Güvenç Özel ’02 was the keynote speaker at Turkey Innovation Week in Istanbul last summer where Cypher—his most recent cyber physical sculptural installation—was exhibited, and conference attendees had the chance to interact with it.
Cypher combines an interactive soft robotic body with a Virtual Reality interface. Interesting Engineering wrote a feature on the work of Özel in July 2019. The article titled “Güvenç Özel Creates a Robotic Installation Controlled by Virtual Reality” reports on how Özel uses artificial intelligence (AI), virtual reality (VR), sensor technology, 3D printing, and other emerging technologies in a practice that bridges many worlds. Interesting Engineering wrote, “Cypher establishes a bridge between the physical and digital worlds, collapsing them into the same experiential plane by synchronizing a virtual reality simulation with human-robot interaction. Through an infrared sensor array and a LIDAR (similar to technologies used in autonomous vehicles), the shape-shifting sculpture and has the ability to detect the proximity of the audience and change its shape accordingly. The beautifully designed Virtual Reality (VR) headset—which is more like a helmet—is tethered to the sculpture teleports the user to its interior. It is then when the user experiences a shift from object to space. Already within the VR realm, the user has the ability to change the shape of the robot through natural hand gestures. As the user changes the shape of the VR simulation, the robot moves in real-time, aligning the physical and digital transformations. The AI component allows for the sculpture to get more intelligent the more it is exhibited, using the number of interactions it has with the audience to build a memory archive and cumulatively shape its motion and behavior through time. Through the synthesis of these multiple technologies, the sculpture challenges the human notions of what is real versus what is virtual.

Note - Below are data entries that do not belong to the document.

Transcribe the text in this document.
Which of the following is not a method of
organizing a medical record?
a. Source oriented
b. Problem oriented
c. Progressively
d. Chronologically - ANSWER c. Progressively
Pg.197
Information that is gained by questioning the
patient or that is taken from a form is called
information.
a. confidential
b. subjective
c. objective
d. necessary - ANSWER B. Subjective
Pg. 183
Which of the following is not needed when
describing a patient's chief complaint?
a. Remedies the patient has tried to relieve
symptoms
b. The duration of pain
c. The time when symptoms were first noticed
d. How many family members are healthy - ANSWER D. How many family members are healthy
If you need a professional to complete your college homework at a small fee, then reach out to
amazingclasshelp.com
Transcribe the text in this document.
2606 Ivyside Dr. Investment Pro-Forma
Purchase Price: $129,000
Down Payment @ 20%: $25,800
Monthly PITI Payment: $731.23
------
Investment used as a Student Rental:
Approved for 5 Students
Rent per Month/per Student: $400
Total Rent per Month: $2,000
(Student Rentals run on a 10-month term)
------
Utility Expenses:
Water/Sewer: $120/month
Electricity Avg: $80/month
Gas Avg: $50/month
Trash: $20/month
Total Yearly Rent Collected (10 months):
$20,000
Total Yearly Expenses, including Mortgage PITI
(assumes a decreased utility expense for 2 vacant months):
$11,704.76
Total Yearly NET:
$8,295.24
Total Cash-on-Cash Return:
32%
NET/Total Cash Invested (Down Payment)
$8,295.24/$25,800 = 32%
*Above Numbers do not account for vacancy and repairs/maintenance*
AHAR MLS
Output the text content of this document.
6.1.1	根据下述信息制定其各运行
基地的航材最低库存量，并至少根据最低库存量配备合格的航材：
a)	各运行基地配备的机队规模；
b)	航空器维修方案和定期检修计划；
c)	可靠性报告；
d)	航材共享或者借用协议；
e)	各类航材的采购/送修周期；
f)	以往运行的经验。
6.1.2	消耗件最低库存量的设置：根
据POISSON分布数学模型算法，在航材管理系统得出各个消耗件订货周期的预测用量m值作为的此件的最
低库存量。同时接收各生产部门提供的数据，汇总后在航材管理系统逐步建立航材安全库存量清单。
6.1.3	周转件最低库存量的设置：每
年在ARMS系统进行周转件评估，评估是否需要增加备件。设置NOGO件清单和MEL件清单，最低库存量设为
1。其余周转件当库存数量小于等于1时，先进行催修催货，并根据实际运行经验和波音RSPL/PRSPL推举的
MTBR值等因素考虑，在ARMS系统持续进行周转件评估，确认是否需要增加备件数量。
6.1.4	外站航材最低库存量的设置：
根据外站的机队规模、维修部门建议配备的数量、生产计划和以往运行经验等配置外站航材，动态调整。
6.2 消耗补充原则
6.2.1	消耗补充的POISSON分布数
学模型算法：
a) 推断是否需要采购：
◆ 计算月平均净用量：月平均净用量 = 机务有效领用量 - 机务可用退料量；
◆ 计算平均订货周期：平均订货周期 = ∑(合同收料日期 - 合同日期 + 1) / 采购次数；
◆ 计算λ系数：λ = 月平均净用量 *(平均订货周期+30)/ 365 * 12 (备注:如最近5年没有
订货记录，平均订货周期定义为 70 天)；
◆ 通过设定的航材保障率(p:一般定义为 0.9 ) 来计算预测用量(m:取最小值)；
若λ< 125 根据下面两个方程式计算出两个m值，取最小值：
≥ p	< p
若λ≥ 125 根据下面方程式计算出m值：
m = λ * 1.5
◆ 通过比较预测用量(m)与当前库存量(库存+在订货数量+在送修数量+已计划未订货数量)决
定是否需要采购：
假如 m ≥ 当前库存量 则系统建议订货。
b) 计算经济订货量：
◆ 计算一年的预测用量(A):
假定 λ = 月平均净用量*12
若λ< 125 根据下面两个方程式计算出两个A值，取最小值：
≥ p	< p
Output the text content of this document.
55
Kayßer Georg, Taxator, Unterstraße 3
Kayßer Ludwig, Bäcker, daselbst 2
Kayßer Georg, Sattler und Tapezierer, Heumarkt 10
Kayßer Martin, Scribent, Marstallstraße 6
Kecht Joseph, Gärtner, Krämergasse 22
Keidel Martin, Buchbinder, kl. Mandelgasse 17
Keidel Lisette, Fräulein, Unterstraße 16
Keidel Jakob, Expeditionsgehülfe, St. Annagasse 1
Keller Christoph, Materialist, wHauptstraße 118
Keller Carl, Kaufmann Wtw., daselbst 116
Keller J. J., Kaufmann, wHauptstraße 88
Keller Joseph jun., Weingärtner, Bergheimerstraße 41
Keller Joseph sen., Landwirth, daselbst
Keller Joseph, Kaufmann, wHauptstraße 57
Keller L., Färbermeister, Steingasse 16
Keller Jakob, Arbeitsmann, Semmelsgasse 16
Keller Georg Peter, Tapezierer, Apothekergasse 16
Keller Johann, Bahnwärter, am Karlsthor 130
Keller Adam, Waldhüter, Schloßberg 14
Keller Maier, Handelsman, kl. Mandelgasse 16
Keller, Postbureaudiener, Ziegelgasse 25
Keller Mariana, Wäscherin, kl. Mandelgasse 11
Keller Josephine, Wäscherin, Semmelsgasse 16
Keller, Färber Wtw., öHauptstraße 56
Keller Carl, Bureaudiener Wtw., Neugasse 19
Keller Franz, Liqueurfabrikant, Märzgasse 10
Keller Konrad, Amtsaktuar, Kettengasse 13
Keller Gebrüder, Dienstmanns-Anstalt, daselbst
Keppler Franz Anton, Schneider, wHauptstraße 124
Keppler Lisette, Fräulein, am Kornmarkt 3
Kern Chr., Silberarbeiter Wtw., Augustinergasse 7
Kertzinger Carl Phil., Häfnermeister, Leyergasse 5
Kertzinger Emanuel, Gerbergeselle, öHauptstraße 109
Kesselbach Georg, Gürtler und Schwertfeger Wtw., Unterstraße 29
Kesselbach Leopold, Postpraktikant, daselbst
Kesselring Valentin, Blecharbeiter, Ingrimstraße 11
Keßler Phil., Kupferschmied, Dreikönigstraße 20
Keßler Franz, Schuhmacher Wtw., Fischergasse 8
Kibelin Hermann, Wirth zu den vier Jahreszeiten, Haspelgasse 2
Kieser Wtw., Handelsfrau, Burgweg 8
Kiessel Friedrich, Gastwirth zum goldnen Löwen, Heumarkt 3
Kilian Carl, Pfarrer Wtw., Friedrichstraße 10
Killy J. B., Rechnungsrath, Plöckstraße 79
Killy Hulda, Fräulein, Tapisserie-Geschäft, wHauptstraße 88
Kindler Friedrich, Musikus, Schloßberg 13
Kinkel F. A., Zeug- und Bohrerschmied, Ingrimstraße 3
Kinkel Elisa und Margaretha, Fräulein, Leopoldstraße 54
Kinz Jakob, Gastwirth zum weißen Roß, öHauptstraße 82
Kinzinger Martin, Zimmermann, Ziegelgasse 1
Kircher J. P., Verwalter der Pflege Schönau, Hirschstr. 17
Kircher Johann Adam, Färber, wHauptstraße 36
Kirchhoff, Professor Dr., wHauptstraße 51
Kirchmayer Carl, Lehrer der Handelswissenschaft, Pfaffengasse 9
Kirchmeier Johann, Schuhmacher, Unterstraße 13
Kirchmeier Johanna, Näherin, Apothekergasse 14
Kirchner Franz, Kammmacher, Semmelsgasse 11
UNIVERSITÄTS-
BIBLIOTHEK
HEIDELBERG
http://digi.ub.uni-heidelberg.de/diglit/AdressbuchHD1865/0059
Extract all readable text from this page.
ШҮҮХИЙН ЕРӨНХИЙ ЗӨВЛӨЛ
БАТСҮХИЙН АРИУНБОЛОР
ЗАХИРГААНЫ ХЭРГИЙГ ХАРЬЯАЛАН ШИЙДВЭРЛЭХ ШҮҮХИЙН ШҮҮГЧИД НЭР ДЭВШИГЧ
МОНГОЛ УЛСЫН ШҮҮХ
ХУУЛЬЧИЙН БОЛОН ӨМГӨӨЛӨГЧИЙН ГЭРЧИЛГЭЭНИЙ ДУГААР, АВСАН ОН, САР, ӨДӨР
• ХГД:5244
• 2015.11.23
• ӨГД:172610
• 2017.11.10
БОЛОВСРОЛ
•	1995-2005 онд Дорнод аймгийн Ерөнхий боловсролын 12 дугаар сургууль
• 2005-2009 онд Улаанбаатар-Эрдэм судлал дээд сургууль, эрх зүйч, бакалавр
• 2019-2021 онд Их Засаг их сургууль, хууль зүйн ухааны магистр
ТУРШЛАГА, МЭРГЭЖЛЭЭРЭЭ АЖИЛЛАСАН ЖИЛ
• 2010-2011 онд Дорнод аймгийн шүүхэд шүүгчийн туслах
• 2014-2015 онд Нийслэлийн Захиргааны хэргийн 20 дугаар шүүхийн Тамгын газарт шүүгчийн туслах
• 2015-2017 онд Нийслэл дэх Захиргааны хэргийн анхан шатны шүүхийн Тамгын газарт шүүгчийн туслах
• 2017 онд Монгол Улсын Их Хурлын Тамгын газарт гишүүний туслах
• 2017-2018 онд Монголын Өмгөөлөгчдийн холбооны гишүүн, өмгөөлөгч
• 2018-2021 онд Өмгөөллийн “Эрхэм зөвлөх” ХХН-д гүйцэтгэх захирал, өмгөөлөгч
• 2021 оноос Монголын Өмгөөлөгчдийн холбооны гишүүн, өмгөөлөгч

The experience allows the user to travel between a multitude of realities simultaneously. The combination of multiple technological systems working seamlessly is what allows Cypher to exist simultaneously in the digital and the physical worlds. Cypher responds to changes in its environment both as simulation and as a material entity. Özel’s projects and experimental installations have been exhibited in museums and galleries in the United States and Europe. Özel formerly taught at Yale University, Woodbury University, and the University of Applied Arts in Vienna. His recent design and research on 3D printing was awarded one of the top prizes at NASA’s 3D Printed Habitats Competition.